I hope that as we do this we will remember the principles that make free societies free, and the principles upon which the internet was built. End-to-end, open designs. The ability for anybody to communicate with anybody, even without an invitation. Ubiquitous, deliberately low-cost communications that are not accounted for on a packet-by-packet basis.

In addition, we must realize that though all internet traffic flows over private property, this does not mean we should forget constitutional principles like the U.S. 1st amendment. As I view it, the 1st amendment isn't just the law, it's a good idea. We owe a duty to preserve the values it contains -- and the long history of how to protect them that is embodied in 1st amendment jurisprudence -- as we architect the communications systems of the future. For in building and regulating the internet, we are doing no less than creating the primary platform for speech and the press of the new century.

That is not a task to be taken lightly.

30 Years Later

Here's an update in 2008, 30 years after that spam. Gary Thuerk has moved on, though he's not quite in hiding.

The spam war has continued as an arms race. Indeed, a controversial topic in the anti-spam community is whether the success of anti-spam efforts has simply caused the spammers to try harder, thus doing more damage. However, today's filters are indeed much better and many people have relatively spam-free mailboxes.

Spam laws (and the many other laws all big spammers break) have convicted some spammers, but much spamming effort has moved offshore, and into botnets. Most spam laws, for all the bluster about them, have done little to dent the problem.

Botnets

One sinister new development is the botnet. Many people believe that most spam is now being sent by zombie computers. These are ordinary PCs, infected with code that puts them under control of a criminal agent who sells their services to spammers and DDOSers. It is suggested that around 30% of ordinary PCs are now botted. If it's not the guy to the left or the guy to the right it's probably you.

Most zombies run Windows, both because of its security holes and its monoculture popularity. Botnets can be used for far more dangerous things than spam, so this is an area of genuine concern. Botnets also make it much harder to use volume based techniques to prevent spam. You can no longer notice that one system is sending a million messages; instead a million systems are sending one message. This, in turn has led to more use of content based filtering -- sophisticated ways of blocking messages that mention Viagra -- which also means more false positives.

It also means that many ISPs have blocked individual PCs from being able to send mail, breaking the neutral internet we otherwise love.

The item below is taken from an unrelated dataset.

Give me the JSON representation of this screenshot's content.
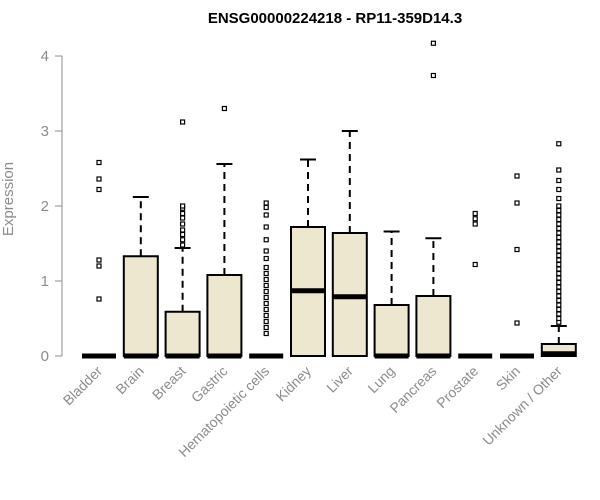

Botnets are a symptom of something far more dangerous than spam. They are becoming major criminal enterprises, and the level of intrusion is staggering.

Leaving E-mail

Spam is one of the reasons that people cite for leaving regular E-mail. I've heard teen-agers say that "E-mail is what I use to communicate with my parents." They use other things, such as SMS and Facebook messaging, to communicate with peers. A departure from open E-mail would be sad and dangerous.

We don't want a system like Facebook to become the e-mail platform for people for two big reasons. One, a single company would control the system. E-mail needs to be open and interconnecting, not proprietary. Two, what people like about social networking systems is they divide the outside world from their friends. We could end up with systems where people take e-mail only from their circle of contacts, and not outside. It would be a shame if the internet's gift to communications turned out to be mail between closed circles of friends.

There were other bulk messages sent before this that remained within a single computer's e-mail system. It was not unusual for such systems to include a "mail to all" function (usually privileged) which was sometimes abused. In 1971, an MIT user sent a message to all people on CTSS that "There is no way to peace. Peace is the way."